The image below shows a MDP. We have:
- Three states \((S_{0}, S_{1}, S_{2})\)
- Two possible action in each state \((a_{0}, a_{1})\)
- Probability transition matrix describing the probability of ending up in a state if action is performed in a state
- Two rewards (\(-1\) from taking \(a_1\) from \(S_2\) and ending up in \(S_0\), \(+5\) from taking \(a_0\) from \(S_1\) and going to \(S_0\))
- \(\gamma\) in this case can be \(1\)
Notice all probabilities of ending up in some state after taking action sum to \(1\).
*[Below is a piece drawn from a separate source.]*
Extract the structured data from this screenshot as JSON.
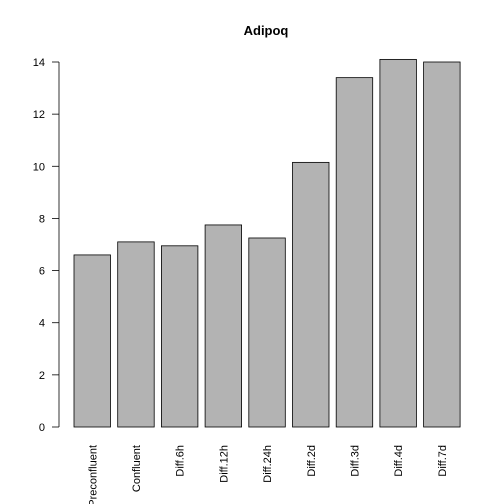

The goal in reinforcement learning is to learn how to act in a MDP to spend more time in more valuable states so you get high rewards. We can do this by finding an optimal policy \(\bar{\pi}\) which tells us how to act in a particular state to maximize reward. Policies can be stochastic or deterministic.
- Deterministic policies are used in environment where for every state you have a clear defined action you will take.
- Stochastic policies are used in environment where for every state, for you to take an action, you draw a sample from possible actions that follow a distribution.
We will take more about policies in the next article. For now, consider it an oracle which tells you which action is best for you in each state to maximize your reward.
Once we know the optimal policy or a policy, we take actions by following the policy denoted by \(\pi(a \vert s)\). Given a policy \(\pi\), an MDP proceeds as follows:
\[s^{(0)} \rightarrow^{a(0)} s^{(1)} \rightarrow^{a(1)} s^{(2)} \rightarrow^{a(2)} ... \rightarrow^{a(H-1)} s^{H}\]
We take action \(a(0)\) in state \(s(0)\) and end up in state \(s(1)\). We have a reward \(r\) associated with taking action \(a(0)\). When we reach the desired state \(s^H\) or finished taking all the actions, we have completed an episode.
The total accumulated rewards for taking action \(a(0)\) from the first state \(s(0)\) up until taking the last action \(a(H-1)\) to end up in the last state \(s(H)\) is given by:
Total Discounted Reward (TDR) is given by
\(TDR = \gamma^{0} R(s^{(0)}, a^{(0)}, s^{(1)}) + \gamma^{1} R(s^{(1)}, a^{(1)}, s^{(2)}) + \gamma^{2} R(s^{(2)}, a^{(2)}, s^{(3)}) + ... +\gamma^{H-1}R(s^{(H-1)}, a^{(H-1)}, s^{(H)})\)
The discount factor penalizes the rewards in the future because future rewards have higher uncertainty. The \(\gamma\) value is between \([0, 1]\).